Хасан думал, что сейчас услышит какую-нибудь грубость и заранее нахмурился, но тот неожиданно улыбнулся:
— Я знаю тебя. Ты ведь Абу Али, по прозвищу
Хасан, не останавливаясь, молча кивнул. Тот взял его за руку:
— Меня называют здесь Абу-ль-Атахия, может быть, ты слышал это имя?
Хасан еще раз кивнул и тоже улыбнулся:
— Кто же не слышал про тебя? Прости, я толкнул тебя нарочно, чтобы ты упал.
Абу-ль-Атахия хмыкнул:
— Здесь многие падают так, что больше им никогда не подняться. Но это страшно тем, кто стоит высоко, нам же нечего делить. Я хочу дать тебе совет — не в сочинении стихов, тут ты понимаешь не меньше, чем я. Если будешь восхвалять халифа, встань подальше от него и читай громко, чтобы все слышали, он любит громкое и протяжное чтение. А если видел Харуна где-нибудь в другом месте, старайся не показывать этого, иначе тебе придется плохо. И впредь пытайся поступать так же — ведь халиф на торжественных приемах совсем иной, чем он бывает вечером со своими ближайшими друзьями и собеседниками.
— Спасибо, я последую твоему совету.
Они вышли в зал. У Хасана зарябило в глазах от росписи стен, пестрых ковров, разноцветной одежды собравшихся здесь — в черное имел право одеваться только тот, кто состоял на службе халифа. Человек в одежде бродяги уже сидел по правую руку в первом ряду.
— Кто он? — спросил Хасан, глазами указывая на старика; Абу-ль-Атаха повернул голову:
— Это аль-Асмаи, разве ты его не знаешь? — удивился он. — А он знает твои стихи и не раз с похвалой отзывался о них.
— Аль-Асмаи… — недоуменно протянул Хасан. — Как он изменился! Но неужели он так беден, что не может купить лучшей одежды?
— Эй, брат мой, — вздохнул Абу-ль-Атахия. — Он гордый человек и не будет попрошайничать по мелочам, а большие подарки бывают редко
— Разве он не получает жалованья из халифской казны?
— Абу-ль-Атахия, не ответив на вопрос, тихонько засмеялся:
— Сразу видно, что ты еще не знаешь здешних обычаев.
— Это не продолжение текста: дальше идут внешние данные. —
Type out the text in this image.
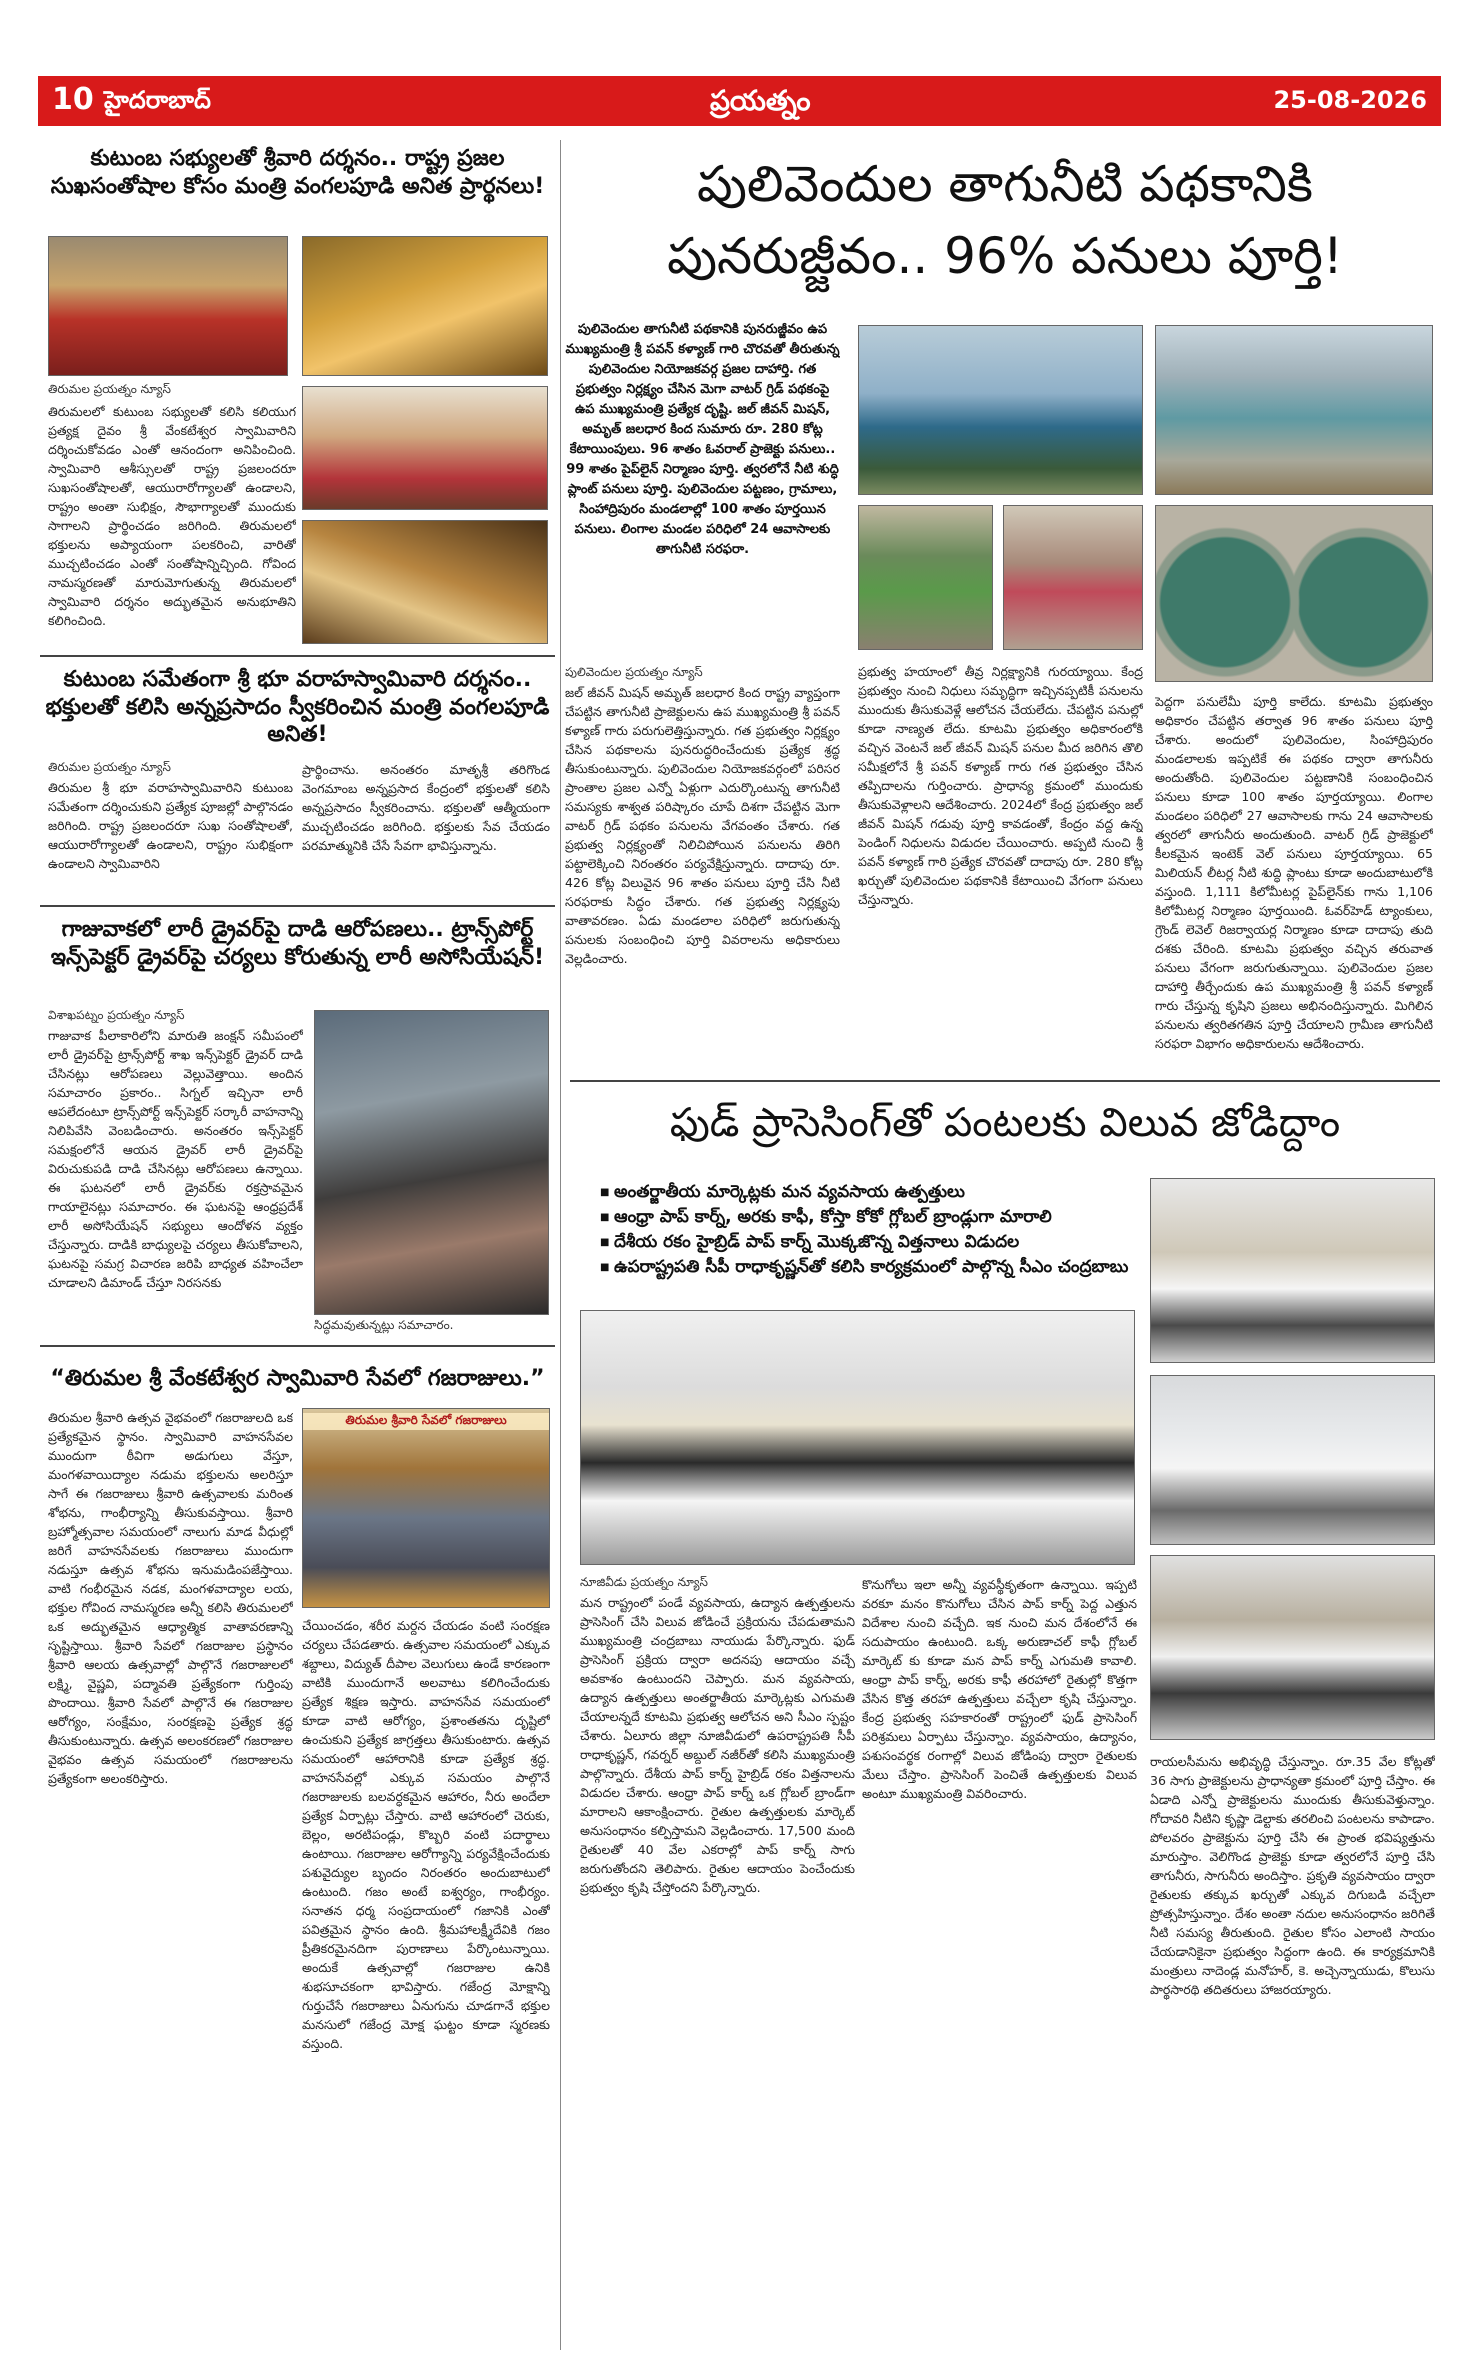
10 హైదరాబాద్	ప్రయత్నం	25-08-2026
కుటుంబ సభ్యులతో శ్రీవారి దర్శనం.. రాష్ట్ర ప్రజల సుఖసంతోషాల కోసం మంత్రి వంగలపూడి అనిత ప్రార్థనలు!
తిరుమల ప్రయత్నం న్యూస్
తిరుమలలో కుటుంబ సభ్యులతో కలిసి కలియుగ ప్రత్యక్ష దైవం శ్రీ వేంకటేశ్వర స్వామివారిని దర్శించుకోవడం ఎంతో ఆనందంగా అనిపించింది. స్వామివారి ఆశీస్సులతో రాష్ట్ర ప్రజలందరూ సుఖసంతోషాలతో, ఆయురారోగ్యాలతో ఉండాలని, రాష్ట్రం అంతా సుభిక్షం, సౌభాగ్యాలతో ముందుకు సాగాలని ప్రార్థించడం జరిగింది. తిరుమలలో భక్తులను అప్యాయంగా పలకరించి, వారితో ముచ్చటించడం ఎంతో సంతోషాన్నిచ్చింది. గోవింద నామస్మరణతో మారుమోగుతున్న తిరుమలలో స్వామివారి దర్శనం అద్భుతమైన అనుభూతిని కలిగించింది.
కుటుంబ సమేతంగా శ్రీ భూ వరాహస్వామివారి దర్శనం.. భక్తులతో కలిసి అన్నప్రసాదం స్వీకరించిన మంత్రి వంగలపూడి అనిత!
తిరుమల ప్రయత్నం న్యూస్
తిరుమల శ్రీ భూ వరాహస్వామివారిని కుటుంబ సమేతంగా దర్శించుకుని ప్రత్యేక పూజల్లో పాల్గొనడం జరిగింది. రాష్ట్ర ప్రజలందరూ సుఖ సంతోషాలతో, ఆయురారోగ్యాలతో ఉండాలని, రాష్ట్రం సుభిక్షంగా ఉండాలని స్వామివారిని
ప్రార్థించాను. అనంతరం మాతృశ్రీ తరిగొండ వెంగమాంబ అన్నప్రసాద కేంద్రంలో భక్తులతో కలిసి అన్నప్రసాదం స్వీకరించాను. భక్తులతో ఆత్మీయంగా ముచ్చటించడం జరిగింది. భక్తులకు సేవ చేయడం పరమాత్మునికి చేసే సేవగా భావిస్తున్నాను.
గాజువాకలో లారీ డ్రైవర్‌పై దాడి ఆరోపణలు.. ట్రాన్స్‌పోర్ట్ ఇన్స్‌పెక్టర్ డ్రైవర్‌పై చర్యలు కోరుతున్న లారీ అసోసియేషన్!
విశాఖపట్నం ప్రయత్నం న్యూస్
గాజువాక పీలాకారిలోని మారుతి జంక్షన్ సమీపంలో లారీ డ్రైవర్‌పై ట్రాన్స్‌పోర్ట్ శాఖ ఇన్స్‌పెక్టర్ డ్రైవర్ దాడి చేసినట్లు ఆరోపణలు వెల్లువెత్తాయి. అందిన సమాచారం ప్రకారం.. సిగ్నల్ ఇచ్చినా లారీ ఆపలేదంటూ ట్రాన్స్‌పోర్ట్ ఇన్స్‌పెక్టర్ సర్కారీ వాహనాన్ని నిలిపివేసి వెంబడించారు. అనంతరం ఇన్స్‌పెక్టర్ సమక్షంలోనే ఆయన డ్రైవర్ లారీ డ్రైవర్‌పై విరుచుకుపడి దాడి చేసినట్లు ఆరోపణలు ఉన్నాయి. ఈ ఘటనలో లారీ డ్రైవర్‌కు రక్తస్రావమైన గాయాలైనట్లు సమాచారం. ఈ ఘటనపై ఆంధ్రప్రదేశ్ లారీ అసోసియేషన్ సభ్యులు ఆందోళన వ్యక్తం చేస్తున్నారు. దాడికి బాధ్యులపై చర్యలు తీసుకోవాలని, ఘటనపై సమగ్ర విచారణ జరిపి బాధ్యత వహించేలా చూడాలని డిమాండ్ చేస్తూ నిరసనకు
సిద్ధమవుతున్నట్లు సమాచారం.
“తిరుమల శ్రీ వేంకటేశ్వర స్వామివారి సేవలో గజరాజులు.”
తిరుమల శ్రీవారి ఉత్సవ వైభవంలో గజరాజులది ఒక ప్రత్యేకమైన స్థానం. స్వామివారి వాహనసేవల ముందుగా ఠీవిగా అడుగులు వేస్తూ, మంగళవాయిద్యాల నడుమ భక్తులను అలరిస్తూ సాగే ఈ గజరాజులు శ్రీవారి ఉత్సవాలకు మరింత శోభను, గాంభీర్యాన్ని తీసుకువస్తాయి. శ్రీవారి బ్రహ్మోత్సవాల సమయంలో నాలుగు మాడ వీధుల్లో జరిగే వాహనసేవలకు గజరాజులు ముందుగా నడుస్తూ ఉత్సవ శోభను ఇనుమడింపజేస్తాయి. వాటి గంభీరమైన నడక, మంగళవాద్యాల లయ, భక్తుల గోవింద నామస్మరణ అన్నీ కలిసి తిరుమలలో ఒక అద్భుతమైన ఆధ్యాత్మిక వాతావరణాన్ని సృష్టిస్తాయి. శ్రీవారి సేవలో గజరాజుల ప్రస్థానం శ్రీవారి ఆలయ ఉత్సవాల్లో పాల్గొనే గజరాజులలో లక్ష్మి, వైష్ణవి, పద్మావతి ప్రత్యేకంగా గుర్తింపు పొందాయి. శ్రీవారి సేవలో పాల్గొనే ఈ గజరాజుల ఆరోగ్యం, సంక్షేమం, సంరక్షణపై ప్రత్యేక శ్రద్ధ తీసుకుంటున్నారు. ఉత్సవ అలంకరణలో గజరాజుల వైభవం ఉత్సవ సమయంలో గజరాజులను ప్రత్యేకంగా అలంకరిస్తారు.
తిరుమల శ్రీవారి సేవలో గజరాజులు
చేయించడం, శరీర మర్దన చేయడం వంటి సంరక్షణ చర్యలు చేపడతారు. ఉత్సవాల సమయంలో ఎక్కువ శబ్దాలు, విద్యుత్ దీపాల వెలుగులు ఉండే కారణంగా వాటికి ముందుగానే అలవాటు కలిగించేందుకు ప్రత్యేక శిక్షణ ఇస్తారు. వాహనసేవ సమయంలో కూడా వాటి ఆరోగ్యం, ప్రశాంతతను దృష్టిలో ఉంచుకుని ప్రత్యేక జాగ్రత్తలు తీసుకుంటారు. ఉత్సవ సమయంలో ఆహారానికి కూడా ప్రత్యేక శ్రద్ధ. వాహనసేవల్లో ఎక్కువ సమయం పాల్గొనే గజరాజులకు బలవర్ధకమైన ఆహారం, నీరు అందేలా ప్రత్యేక ఏర్పాట్లు చేస్తారు. వాటి ఆహారంలో చెరుకు, బెల్లం, అరటిపండ్లు, కొబ్బరి వంటి పదార్థాలు ఉంటాయి. గజరాజుల ఆరోగ్యాన్ని పర్యవేక్షించేందుకు పశువైద్యుల బృందం నిరంతరం అందుబాటులో ఉంటుంది. గజం అంటే ఐశ్వర్యం, గాంభీర్యం. సనాతన ధర్మ సంప్రదాయంలో గజానికి ఎంతో పవిత్రమైన స్థానం ఉంది. శ్రీమహాలక్ష్మీదేవికి గజం ప్రీతికరమైనదిగా పురాణాలు పేర్కొంటున్నాయి. అందుకే ఉత్సవాల్లో గజరాజుల ఉనికి శుభసూచకంగా భావిస్తారు. గజేంద్ర మోక్షాన్ని గుర్తుచేసే గజరాజులు ఏనుగును చూడగానే భక్తుల మనసులో గజేంద్ర మోక్ష ఘట్టం కూడా స్మరణకు వస్తుంది.
పులివెందుల తాగునీటి పథకానికి పునరుజ్జీవం.. 96% పనులు పూర్తి!
పులివెందుల తాగునీటి పథకానికి పునరుజ్జీవం ఉప ముఖ్యమంత్రి శ్రీ పవన్ కళ్యాణ్ గారి చొరవతో తీరుతున్న పులివెందుల నియోజకవర్గ ప్రజల దాహార్తి. గత ప్రభుత్వం నిర్లక్ష్యం చేసిన మెగా వాటర్ గ్రిడ్ పథకంపై ఉప ముఖ్యమంత్రి ప్రత్యేక దృష్టి. జల్ జీవన్ మిషన్, అమృత్ జలధార కింద సుమారు రూ. 280 కోట్ల కేటాయింపులు. 96 శాతం ఓవరాల్ ప్రాజెక్టు పనులు.. 99 శాతం పైప్‌లైన్ నిర్మాణం పూర్తి. త్వరలోనే నీటి శుద్ధి ప్లాంట్ పనులు పూర్తి. పులివెందుల పట్టణం, గ్రామాలు, సింహాద్రిపురం మండలాల్లో 100 శాతం పూర్తయిన పనులు. లింగాల మండల పరిధిలో 24 ఆవాసాలకు తాగునీటి సరఫరా.
పులివెందుల ప్రయత్నం న్యూస్
జల్ జీవన్ మిషన్ అమృత్ జలధార కింద రాష్ట్ర వ్యాప్తంగా చేపట్టిన తాగునీటి ప్రాజెక్టులను ఉప ముఖ్యమంత్రి శ్రీ పవన్ కళ్యాణ్ గారు పరుగులెత్తిస్తున్నారు. గత ప్రభుత్వం నిర్లక్ష్యం చేసిన పథకాలను పునరుద్ధరించేందుకు ప్రత్యేక శ్రద్ధ తీసుకుంటున్నారు. పులివెందుల నియోజకవర్గంలో పరిసర ప్రాంతాల ప్రజల ఎన్నో ఏళ్లుగా ఎదుర్కొంటున్న తాగునీటి సమస్యకు శాశ్వత పరిష్కారం చూపే దిశగా చేపట్టిన మెగా వాటర్ గ్రిడ్ పథకం పనులను వేగవంతం చేశారు. గత ప్రభుత్వ నిర్లక్ష్యంతో నిలిచిపోయిన పనులను తిరిగి పట్టాలెక్కించి నిరంతరం పర్యవేక్షిస్తున్నారు. దాదాపు రూ. 426 కోట్ల విలువైన 96 శాతం పనులు పూర్తి చేసి నీటి సరఫరాకు సిద్ధం చేశారు. గత ప్రభుత్వ నిర్లక్ష్యపు వాతావరణం. ఏడు మండలాల పరిధిలో జరుగుతున్న పనులకు సంబంధించి పూర్తి వివరాలను అధికారులు వెల్లడించారు.
ప్రభుత్వ హయాంలో తీవ్ర నిర్లక్ష్యానికి గురయ్యాయి. కేంద్ర ప్రభుత్వం నుంచి నిధులు సమృద్ధిగా ఇచ్చినప్పటికీ పనులను ముందుకు తీసుకువెళ్లే ఆలోచన చేయలేదు. చేపట్టిన పనుల్లో కూడా నాణ్యత లేదు. కూటమి ప్రభుత్వం అధికారంలోకి వచ్చిన వెంటనే జల్ జీవన్ మిషన్ పనుల మీద జరిగిన తొలి సమీక్షలోనే శ్రీ పవన్ కళ్యాణ్ గారు గత ప్రభుత్వం చేసిన తప్పిదాలను గుర్తించారు. ప్రాధాన్య క్రమంలో ముందుకు తీసుకువెళ్లాలని ఆదేశించారు. 2024లో కేంద్ర ప్రభుత్వం జల్ జీవన్ మిషన్ గడువు పూర్తి కావడంతో, కేంద్రం వద్ద ఉన్న పెండింగ్ నిధులను విడుదల చేయించారు. అప్పటి నుంచి శ్రీ పవన్ కళ్యాణ్ గారి ప్రత్యేక చొరవతో దాదాపు రూ. 280 కోట్ల ఖర్చుతో పులివెందుల పథకానికి కేటాయించి వేగంగా పనులు చేస్తున్నారు.
పెద్దగా పనులేమీ పూర్తి కాలేదు. కూటమి ప్రభుత్వం అధికారం చేపట్టిన తర్వాత 96 శాతం పనులు పూర్తి చేశారు. అందులో పులివెందుల, సింహాద్రిపురం మండలాలకు ఇప్పటికే ఈ పథకం ద్వారా తాగునీరు అందుతోంది. పులివెందుల పట్టణానికి సంబంధించిన పనులు కూడా 100 శాతం పూర్తయ్యాయి. లింగాల మండలం పరిధిలో 27 ఆవాసాలకు గాను 24 ఆవాసాలకు త్వరలో తాగునీరు అందుతుంది. వాటర్ గ్రిడ్ ప్రాజెక్టులో కీలకమైన ఇంటెక్ వెల్ పనులు పూర్తయ్యాయి. 65 మిలియన్ లీటర్ల నీటి శుద్ధి ప్లాంటు కూడా అందుబాటులోకి వస్తుంది. 1,111 కిలోమీటర్ల పైప్‌లైన్‌కు గాను 1,106 కిలోమీటర్ల నిర్మాణం పూర్తయింది. ఓవర్‌హెడ్ ట్యాంకులు, గ్రౌండ్ లెవెల్ రిజర్వాయర్ల నిర్మాణం కూడా దాదాపు తుది దశకు చేరింది. కూటమి ప్రభుత్వం వచ్చిన తరువాత పనులు వేగంగా జరుగుతున్నాయి. పులివెందుల ప్రజల దాహార్తి తీర్చేందుకు ఉప ముఖ్యమంత్రి శ్రీ పవన్ కళ్యాణ్ గారు చేస్తున్న కృషిని ప్రజలు అభినందిస్తున్నారు. మిగిలిన పనులను త్వరితగతిన పూర్తి చేయాలని గ్రామీణ తాగునీటి సరఫరా విభాగం అధికారులను ఆదేశించారు.
ఫుడ్ ప్రాసెసింగ్‌తో పంటలకు విలువ జోడిద్దాం
■ అంతర్జాతీయ మార్కెట్లకు మన వ్యవసాయ ఉత్పత్తులు
■ ఆంధ్రా పాప్ కార్న్, అరకు కాఫీ, కోస్తా కోకో గ్లోబల్ బ్రాండ్లుగా మారాలి
■ దేశీయ రకం హైబ్రిడ్ పాప్ కార్న్ మొక్కజొన్న విత్తనాలు విడుదల
■ ఉపరాష్ట్రపతి సీపీ రాధాకృష్ణన్‌తో కలిసి కార్యక్రమంలో పాల్గొన్న సీఎం చంద్రబాబు
నూజివీడు ప్రయత్నం న్యూస్
మన రాష్ట్రంలో పండే వ్యవసాయ, ఉద్యాన ఉత్పత్తులను ప్రాసెసింగ్ చేసి విలువ జోడించే ప్రక్రియను చేపడుతామని ముఖ్యమంత్రి చంద్రబాబు నాయుడు పేర్కొన్నారు. ఫుడ్ ప్రాసెసింగ్ ప్రక్రియ ద్వారా అదనపు ఆదాయం వచ్చే అవకాశం ఉంటుందని చెప్పారు. మన వ్యవసాయ, ఉద్యాన ఉత్పత్తులు అంతర్జాతీయ మార్కెట్లకు ఎగుమతి చేయాలన్నదే కూటమి ప్రభుత్వ ఆలోచన అని సీఎం స్పష్టం చేశారు. ఏలూరు జిల్లా నూజివీడులో ఉపరాష్ట్రపతి సీపీ రాధాకృష్ణన్, గవర్నర్ అబ్దుల్ నజీర్‌తో కలిసి ముఖ్యమంత్రి పాల్గొన్నారు. దేశీయ పాప్ కార్న్ హైబ్రిడ్ రకం విత్తనాలను విడుదల చేశారు. ఆంధ్రా పాప్ కార్న్ ఒక గ్లోబల్ బ్రాండ్‌గా మారాలని ఆకాంక్షించారు. రైతుల ఉత్పత్తులకు మార్కెట్ అనుసంధానం కల్పిస్తామని వెల్లడించారు. 17,500 మంది రైతులతో 40 వేల ఎకరాల్లో పాప్ కార్న్ సాగు జరుగుతోందని తెలిపారు. రైతుల ఆదాయం పెంచేందుకు ప్రభుత్వం కృషి చేస్తోందని పేర్కొన్నారు.
కొనుగోలు ఇలా అన్నీ వ్యవస్థీకృతంగా ఉన్నాయి. ఇప్పటి వరకూ మనం కొనుగోలు చేసిన పాప్ కార్న్ పెద్ద ఎత్తున విదేశాల నుంచి వచ్చేది. ఇక నుంచి మన దేశంలోనే ఈ సదుపాయం ఉంటుంది. ఒక్క అరుణాచల్ కాఫీ గ్లోబల్ మార్కెట్ కు కూడా మన పాప్ కార్న్ ఎగుమతి కావాలి. ఆంధ్రా పాప్ కార్న్, అరకు కాఫీ తరహాలో రైతుల్లో కొత్తగా వేసిన కొత్త తరహా ఉత్పత్తులు వచ్చేలా కృషి చేస్తున్నాం. కేంద్ర ప్రభుత్వ సహకారంతో రాష్ట్రంలో ఫుడ్ ప్రాసెసింగ్ పరిశ్రమలు ఏర్పాటు చేస్తున్నాం. వ్యవసాయం, ఉద్యానం, పశుసంవర్థక రంగాల్లో విలువ జోడింపు ద్వారా రైతులకు మేలు చేస్తాం. ప్రాసెసింగ్ పెంచితే ఉత్పత్తులకు విలువ అంటూ ముఖ్యమంత్రి వివరించారు.
రాయలసీమను అభివృద్ధి చేస్తున్నాం. రూ.35 వేల కోట్లతో 36 సాగు ప్రాజెక్టులను ప్రాధాన్యతా క్రమంలో పూర్తి చేస్తాం. ఈ ఏడాది ఎన్నో ప్రాజెక్టులను ముందుకు తీసుకువెళ్తున్నాం. గోదావరి నీటిని కృష్ణా డెల్టాకు తరలించి పంటలను కాపాడాం. పోలవరం ప్రాజెక్టును పూర్తి చేసి ఈ ప్రాంత భవిష్యత్తును మారుస్తాం. వెలిగొండ ప్రాజెక్టు కూడా త్వరలోనే పూర్తి చేసి తాగునీరు, సాగునీరు అందిస్తాం. ప్రకృతి వ్యవసాయం ద్వారా రైతులకు తక్కువ ఖర్చుతో ఎక్కువ దిగుబడి వచ్చేలా ప్రోత్సహిస్తున్నాం. దేశం అంతా నదుల అనుసంధానం జరిగితే నీటి సమస్య తీరుతుంది. రైతుల కోసం ఎలాంటి సాయం చేయడానికైనా ప్రభుత్వం సిద్ధంగా ఉంది. ఈ కార్యక్రమానికి మంత్రులు నాదెండ్ల మనోహర్, కె. అచ్చెన్నాయుడు, కొలుసు పార్థసారథి తదితరులు హాజరయ్యారు.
Хасан примостился в одном из задних рядов. Абу-ль-Атахия, с улыбкой кивнув ему, прошел вперед.
Сидели долго. Знакомые переговаривались вполголоса, иногда раздавался шелест страниц. Хасан сунул руку за пазуху — листы дорогой бумаги, на которых записан его мадх, бережно свернуты, но он боялся, что бумага помнется, и вынул свиток. Он знал стихи наизусть, читать по записи неприятно, но с листами чувствовал себя увереннее: было чем занять руки.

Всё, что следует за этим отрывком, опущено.